For more information about the effects of abuse, visit BetterHelp.

If you or someone you know is experiencing any type of abuse, contact the National Domestic Violence Hotline at 1-800-799-7233 for support and resources.

5 Warning Signs of Gaslighting

Maybe you have had the feeling that something is off in one of your relationships for a while, but you haven’t been able to identify exactly what it is. Recognizing gaslighting when it is occurring can help you to take action when you see this type of manipulation playing out. Here are five warning signs of gaslighting to pay attention to:

1. Questioning if you are ‘too sensitive.’ It is common when being gaslighted to have your feelings or needs repeatedly dismissed or minimized. You may be told that you’re being ‘too sensitive’ or made to feel guilty for voicing a concern.

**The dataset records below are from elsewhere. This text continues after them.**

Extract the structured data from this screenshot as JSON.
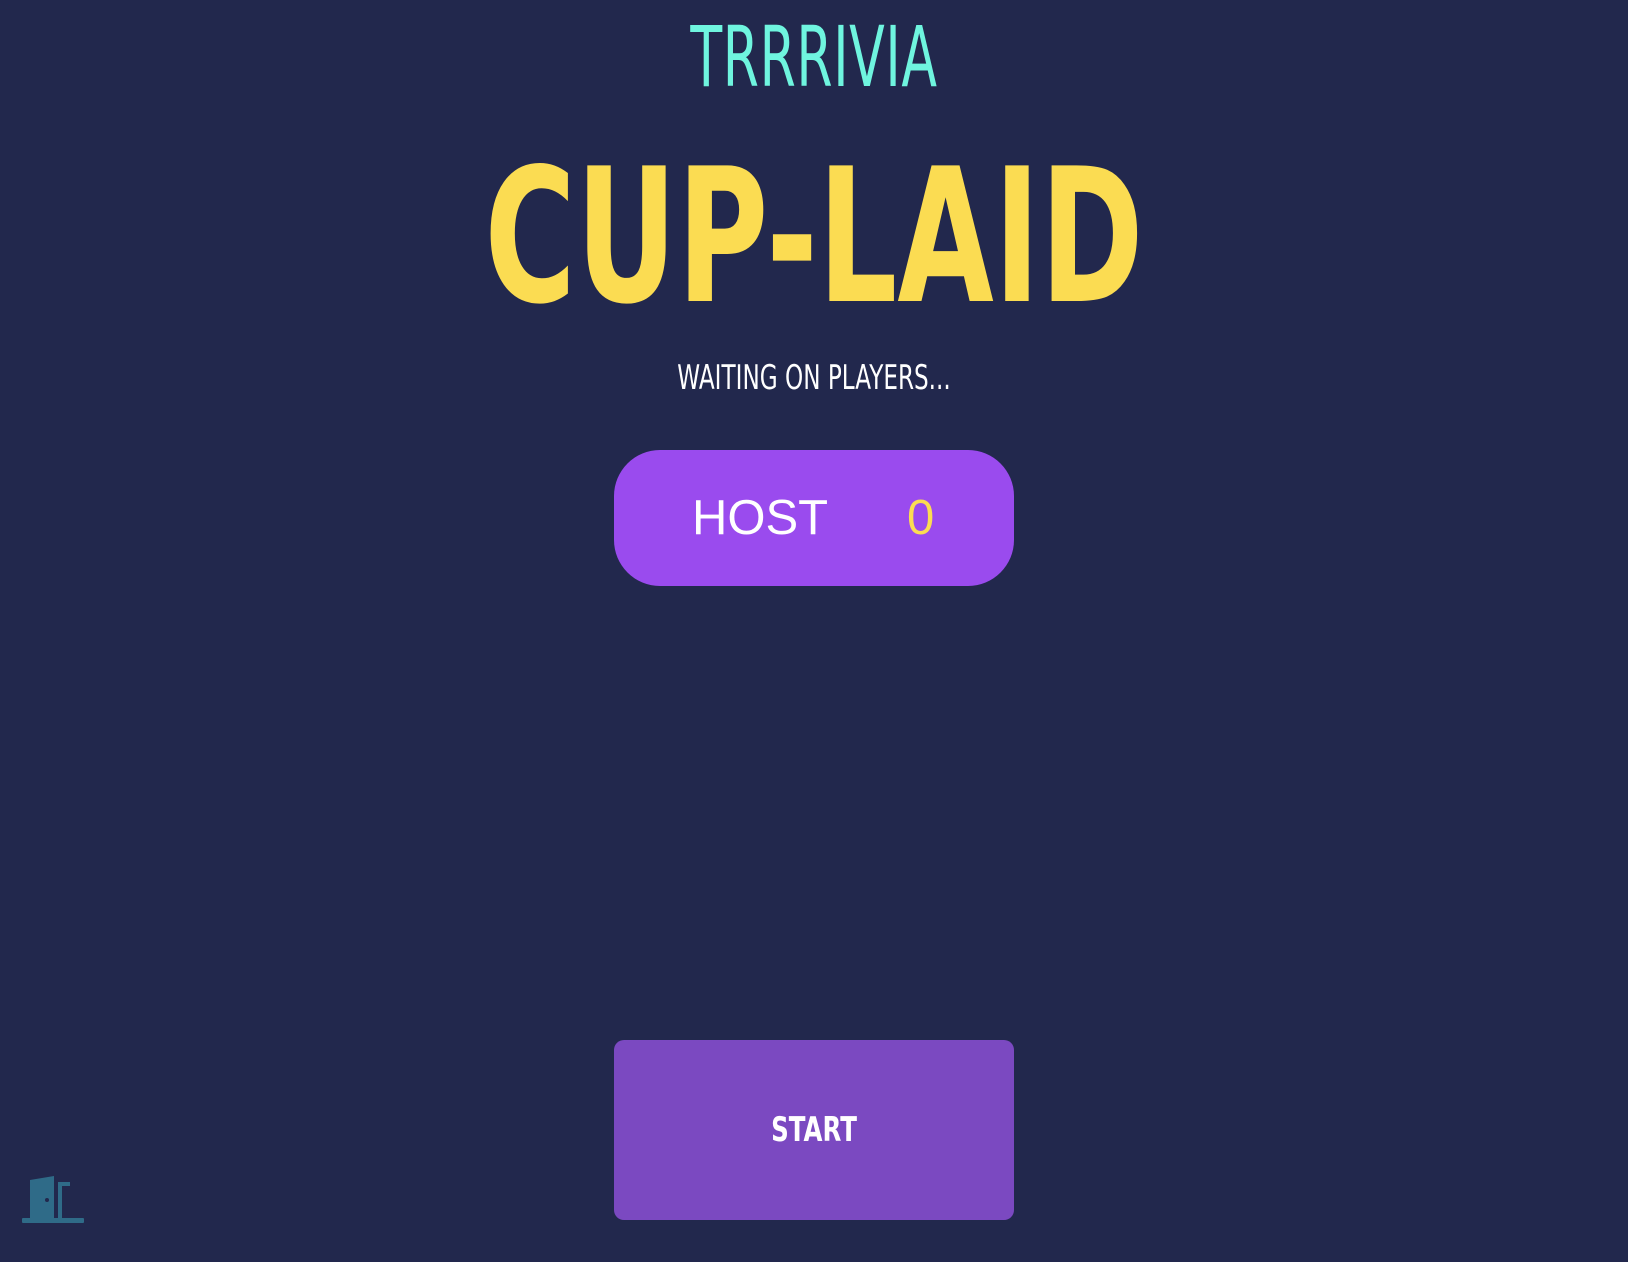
{
  "app": {
    "brand": "TRRRIVIA"
  },
  "room": {
    "code": "CUP-LAID",
    "status": "WAITING ON PLAYERS..."
  },
  "players": [
    {
      "name": "HOST",
      "score": "0"
    }
  ],
  "actions": {
    "start_label": "START",
    "exit_icon": "exit-door-icon"
  },
  "colors": {
    "background": "#22284d",
    "brand": "#6ff5df",
    "room_code": "#fbdc52",
    "player_pill": "#9a4bee",
    "score": "#fbdc52",
    "start_button": "#7b49c1",
    "exit_icon": "#2f6b88"
  }
}
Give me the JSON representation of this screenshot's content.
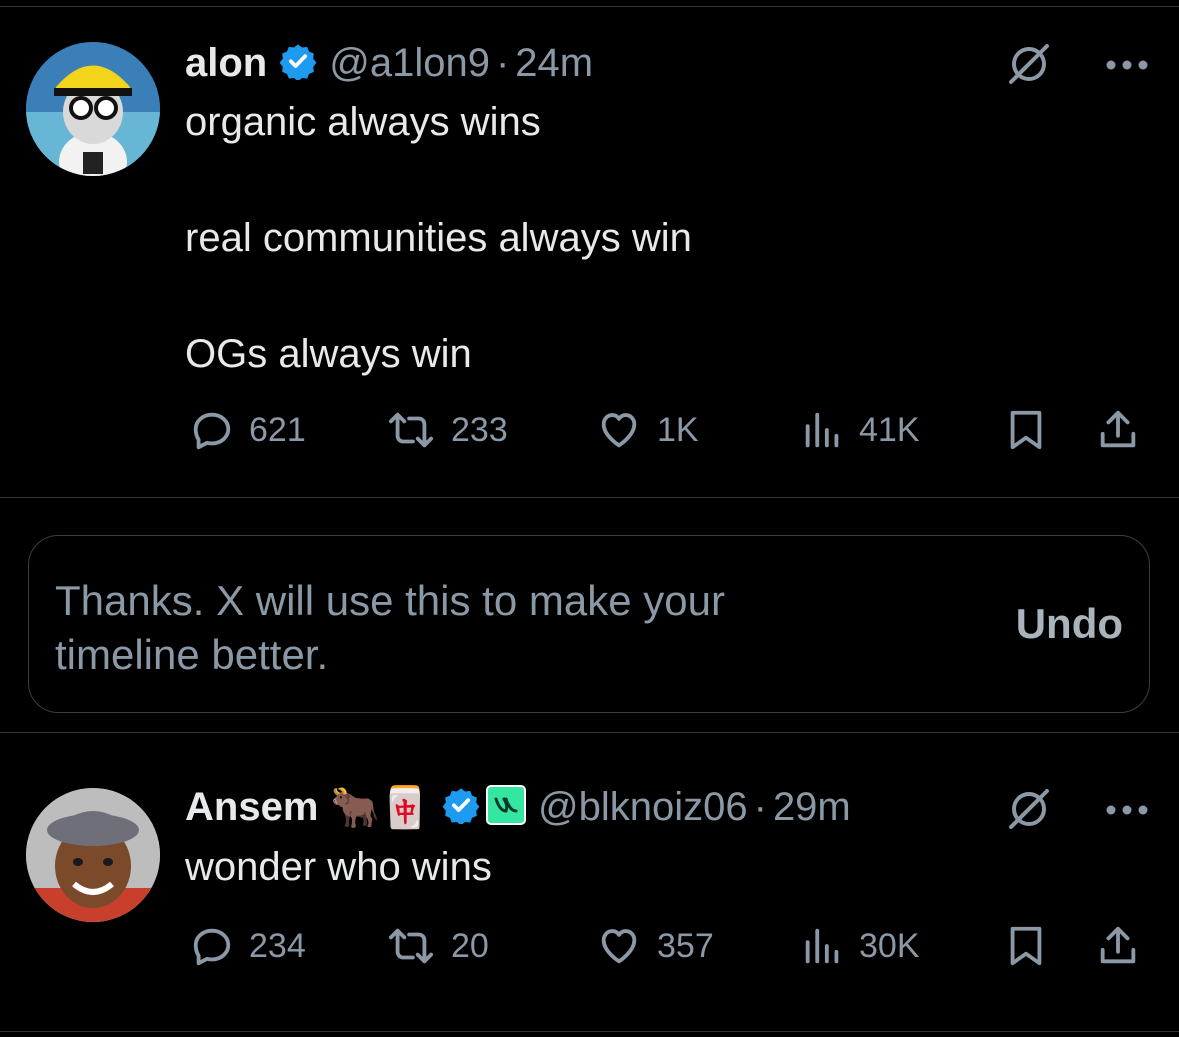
{
  "tweets": [
    {
      "name": "alon",
      "handle": "@a1lon9",
      "separator": "·",
      "time": "24m",
      "text": "organic always wins\n\nreal communities always win\n\nOGs always win",
      "stats": {
        "replies": "621",
        "reposts": "233",
        "likes": "1K",
        "views": "41K"
      }
    },
    {
      "name": "Ansem",
      "name_emojis": "🐂🀄",
      "handle": "@blknoiz06",
      "separator": "·",
      "time": "29m",
      "text": "wonder who wins",
      "stats": {
        "replies": "234",
        "reposts": "20",
        "likes": "357",
        "views": "30K"
      }
    }
  ],
  "notice": {
    "message": "Thanks. X will use this to make your timeline better.",
    "undo_label": "Undo"
  },
  "colors": {
    "background": "#000000",
    "text": "#e7e9ea",
    "secondary": "#8b98a5",
    "verified": "#1d9bf0",
    "affiliate_badge": "#35e6a0"
  },
  "icons": {
    "more": "more-icon",
    "grok": "grok-icon",
    "reply": "reply-icon",
    "repost": "repost-icon",
    "like": "like-icon",
    "views": "views-icon",
    "bookmark": "bookmark-icon",
    "share": "share-icon"
  }
}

2. Believing you’re always the one at fault. A person gaslighting you may try to twist events in order to keep you believing that you are the one to blame. You may feel like you can never do anything right and end up frequently apologizing whenever things go wrong.

3. Constantly second guessing yourself. If you feel like you’re always on edge, worried about saying or doing the ‘right thing’, you may be experiencing gaslighting. You may find that you have decreased confidence in your ability to trust yourself or make decisions.

4. Having your perception of events denied or dismissed. One gaslighting tactic is telling you that your memory of an event is inaccurate, that you are ‘making things up.’ The other person may change the subject, pretend not to know what you are referring to or directly deny your interpretation of events.

5. Feeling disconnected from your sense of self. When experiencing gaslighting, it is common to feel as though you’re frequently confused. The person manipulating you wants you to question your sense of reality and even your sanity, which can reduce your confidence and cause you to remain in the abusive dynamic. You may find that you no longer feel like the person you used to be, or like you’re losing yourself.

What to Do If You’re Being Gaslighted

If you recognize any of these warning signs of gaslighting in any of your relationships, it is crucial to first acknowledge: it is not your fault.

Reaching out for support is an important step. It is common for a person gaslighting you to try to keep you isolated from others. That being said, take the steps to surround yourself with supportive people. They can offer outside perspectives as you share what you have been experiencing. Being with those who care about you can also help you feel more like yourself again.

It can also be beneficial to reach out to a mental health professional, who can provide a safe space to process what you are going through. They can assist you in exploring challenging emotions, determining how to proceed moving forward, and rebuilding your feelings of self-worth. It is possible to heal from abusive patterns and feel like yourself again. You are not alone.